Fleeting glimpses of the sun, mostly seen as a diffuse disk through thinning cloud, has broken the monotony of four days of fog. Low stratocumulus are racing up and over the summits leaving an occasional opening on the down slope side to the northwest. Through this window the tops of the low clouds are white set against a rich grey of water laden mid level clouds. The sky is, as a whole, chaotic with clouds at all levels. Lenticulars to the northwest, ragged cumulus below, gaps of blue to the north and east. But not the blue normally associated with sky blue, a richer and peculiar blue that plays off the leaden grey that frames it. In spots altocumulus and patches of cirrus are flat white and nearly featureless. On the rocks, recently liberated rock tripe flutters in the wind. Map lichen shines green. The sedge is rust colored and vivid, almost red in spots. A few weeks ago it was still a desiccated pale brown and blonde. Yesterday and this morning the new richer colors could be seen through the clear glaze ice resulting from hours of rain.
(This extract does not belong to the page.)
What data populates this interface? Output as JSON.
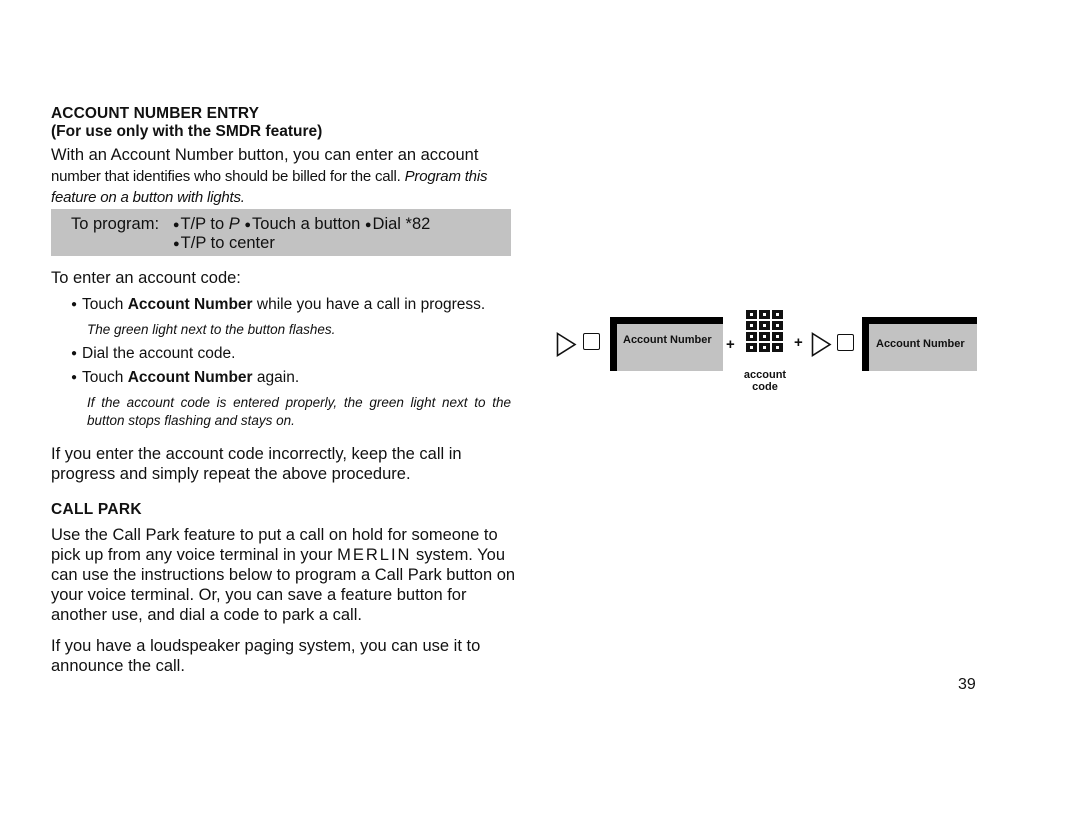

The wind has now been from the southeast for 110 hours, so much for the prevailing Westerlies. The result has been an extreme rain event across much of New Hampshire.

Fog: When you spend four days in the fog you begin to discern differences between types of fog. On Wednesday, the clouds droplets were mammoth. Visible to the naked eye as a granular texture suspended within the medium of air and giving presence to the berserk character of the wind. Then it would start raining or drizzling. The cloud droplets would instantly diminish becoming nearly invisible. Visibility would improve from 50 feet to 1/8 of a mile. The rain droplets in essence grow at the expense of the cloud droplets. Today the fog is thick but the droplets tiny. You couldn’t get wet in this fog if you tried. In fact the deck that had been a puddle strewn expanse is now dry despite the persistence of fog.